Director – Barry Levinson, Screenplay – Valerie Curtin & Barry Levinson, Producers – Mark Johnson & Barry Levinson, Photography – Adam Greenberg, Music – Trevor Horn & Hans Zimmer, Visual Effects Supervisor – Mat Beck, Special Effects Supervisor – Clayton Pinney, Production Design – Ferdinando Scarfiotti. Production Company – Baltimore Pictures
Robin Williams (Leslie Zevo), Michael Gambon (General Leland Zevo), Joan Cusack (Alsatia Zevo), Robin Wright (Gwen Tyler), L.L. Cool J (Patrick Zevo), Arthur Malet (Owen Owens), Donald O’Connor (Kenneth Zevo)
Before he dies, Kenneth Zevo asks his brother Leland, a three-star general, to take over his toy company, considering his own two children, Leslie and Alsatia, too frivolous for the job. Leland finds the board meetings tedious but upon hearing of industrial espionage leaps at the chance to introduce military-style security measures. Leland then takes over the factory for a top secret project and Leslie discovers he is designing a flotilla of remote-controlled tanks and planes, controlled by kids playing videogames, as a means of coping with post-Soviet Union military cutbacks. And so he and his friends mount an effort to stop Leland.
One might almost describe this charmingly eccentric film as a post-Reagan, post-Soviet Union Willy Wonka and the Chocolate Factory (1971). It is certainly one of the most delightfully offbeat films to come one’s way in some time – no wonder it was a total box-office flop in the US. Even comparison to Willy Wonka fails to come near to describing Toys‘ unique peculiarity. It is not unlike the monument of a giant bubble-blowing elephant positioned in the middle of a field in the film – an artifact that has been constructed as a colossal confection that sits with bizarre yet quaintly decorative incongruity at a studied distance from the rest of the world.

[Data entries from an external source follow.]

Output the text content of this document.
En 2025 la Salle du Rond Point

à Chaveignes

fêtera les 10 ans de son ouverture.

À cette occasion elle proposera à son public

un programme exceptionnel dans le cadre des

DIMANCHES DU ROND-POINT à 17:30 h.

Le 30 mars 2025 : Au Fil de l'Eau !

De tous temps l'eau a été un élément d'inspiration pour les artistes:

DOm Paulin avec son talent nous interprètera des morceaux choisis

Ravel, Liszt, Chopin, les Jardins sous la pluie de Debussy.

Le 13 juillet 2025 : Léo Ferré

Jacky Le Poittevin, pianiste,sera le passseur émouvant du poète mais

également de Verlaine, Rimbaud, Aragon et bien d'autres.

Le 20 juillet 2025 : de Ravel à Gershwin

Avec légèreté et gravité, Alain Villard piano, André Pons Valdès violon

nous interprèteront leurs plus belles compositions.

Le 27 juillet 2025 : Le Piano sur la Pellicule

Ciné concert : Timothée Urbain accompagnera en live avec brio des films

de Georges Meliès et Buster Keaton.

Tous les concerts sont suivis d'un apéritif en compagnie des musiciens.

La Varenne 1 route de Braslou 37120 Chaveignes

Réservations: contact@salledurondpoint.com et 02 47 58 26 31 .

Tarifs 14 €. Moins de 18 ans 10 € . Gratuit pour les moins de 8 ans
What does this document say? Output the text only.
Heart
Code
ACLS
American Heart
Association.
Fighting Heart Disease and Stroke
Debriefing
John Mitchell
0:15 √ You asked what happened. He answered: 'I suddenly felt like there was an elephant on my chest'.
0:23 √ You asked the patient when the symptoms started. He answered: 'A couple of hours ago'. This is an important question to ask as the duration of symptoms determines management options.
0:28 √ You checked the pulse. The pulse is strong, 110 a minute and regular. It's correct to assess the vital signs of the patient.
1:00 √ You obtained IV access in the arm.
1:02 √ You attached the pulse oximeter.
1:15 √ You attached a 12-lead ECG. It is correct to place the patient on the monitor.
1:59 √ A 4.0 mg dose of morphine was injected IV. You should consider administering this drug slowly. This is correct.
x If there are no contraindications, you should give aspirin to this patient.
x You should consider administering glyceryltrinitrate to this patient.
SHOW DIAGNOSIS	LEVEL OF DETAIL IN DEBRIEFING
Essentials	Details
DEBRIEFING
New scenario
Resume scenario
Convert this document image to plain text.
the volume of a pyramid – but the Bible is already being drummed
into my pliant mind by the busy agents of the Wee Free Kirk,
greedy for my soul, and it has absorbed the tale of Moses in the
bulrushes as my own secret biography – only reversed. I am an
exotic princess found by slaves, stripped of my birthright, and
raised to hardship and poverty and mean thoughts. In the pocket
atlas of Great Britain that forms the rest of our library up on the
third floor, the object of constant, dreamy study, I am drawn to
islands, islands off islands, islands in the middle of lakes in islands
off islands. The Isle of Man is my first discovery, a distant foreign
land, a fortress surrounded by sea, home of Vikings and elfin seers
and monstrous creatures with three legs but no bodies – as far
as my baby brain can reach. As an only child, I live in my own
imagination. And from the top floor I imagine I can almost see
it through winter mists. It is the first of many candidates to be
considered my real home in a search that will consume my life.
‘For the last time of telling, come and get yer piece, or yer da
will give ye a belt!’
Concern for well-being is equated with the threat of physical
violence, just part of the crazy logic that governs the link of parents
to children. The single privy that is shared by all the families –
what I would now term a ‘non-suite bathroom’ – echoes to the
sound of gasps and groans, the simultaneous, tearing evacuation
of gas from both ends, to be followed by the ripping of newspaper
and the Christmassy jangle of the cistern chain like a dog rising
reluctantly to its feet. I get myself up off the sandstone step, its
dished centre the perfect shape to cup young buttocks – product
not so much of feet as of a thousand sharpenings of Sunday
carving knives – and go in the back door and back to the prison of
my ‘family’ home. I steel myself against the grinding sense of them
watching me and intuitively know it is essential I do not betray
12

The film is almost overwhelmed by some of the most extraordinary sets ever designed for a film – a gigantic placard in the middle of nowhere that opens out as a colossal fold-up dolls house; a beautifully constructed model set of the Christmas-time streets of New York; Joan Cusack’s bedroom, which is constructed as a doll’s house with only three walls and a swan-shaped cocoon of a bed; a factory floor that has, in lieu of production lines, gumball machines spouting out products. There is an extraordinary inventivity that has gone into the toys and costumes – like the bouncing ball that turns itself into a toy guitar player that hides a gun inside his instrument; or Joan Cusack who comes decked out in a series of dresses that make her look like a human ceramic doll, while Robin Williams gets to try out (literally) a smoking jacket and a coat that is a one-man sound effects synthesizer.
The film has a sense of humour that is genuinely eccentric. In one scene, Robin Williams and Michael Gambon are traveling by golf cart down a hallway and are made to stop by a person holding a sign saying ‘Duck Crossing’ and stop so that a train of toy ducks might emerge from a tiny doorway in the wall and cross to the opposite wall. It is a delightful throwaway gag that perfectly encapsulates the serene congeniality of the film’s humour. There is an equally amusing running gag about L.L. Cool J’s disguises – emerging from a sofa, having disguised himself among the cushions, or placing a false pair of legs in a bathroom cubicle while hiding in the next one. Some of the quaintly appealing images are even touching – like the two wind-up dancers that continue to circle after the conflagration ends or the toy of the man with the dog biting his bum that continues to walk on down the road outside the factory afterwards. There are some good performances in the film – especially the dizzy nonchalant innocence of Joan Cusack, although crazy man Robin Williams seems uncustomarily dwarfed by the size of the sets. It is an extremely indulgent film – particularly so when one thinks how much it left its audience scratching their heads – but for the more offbeatly minded it is never an unwelcome film.
Toys has an interesting subtext about the state of the military-industrial complex following the downfall of the Soviet Union, and it does take seriously certain child psychology claims about the effect of war toys on children – here symbolically pitting war toys, which are used to represent military idiocy, against more anthropomorphic toys, which are symbolically chosen to represent innocence.
This charming effort was one of the few flops from Barry Levinson, director of Diner (1982), Good Morning Vietnam (1987), Rain Man (1998) and Bugsy (1991). Levinson has made several other films of genre interest:– the Sherlock Holmes pastiche Young Sherlock Holmes/The Pyramid of Fear (1985); the Michael Crichton adaptations Disclosure (1994), a thriller about workplace sexual harassment that features several scenes set in Virtual Reality, and Sphere (1998) about scientists investigating a crashed UFO that comes to manifest their deepest fears; and the Found Footage horror film The Bay (2012).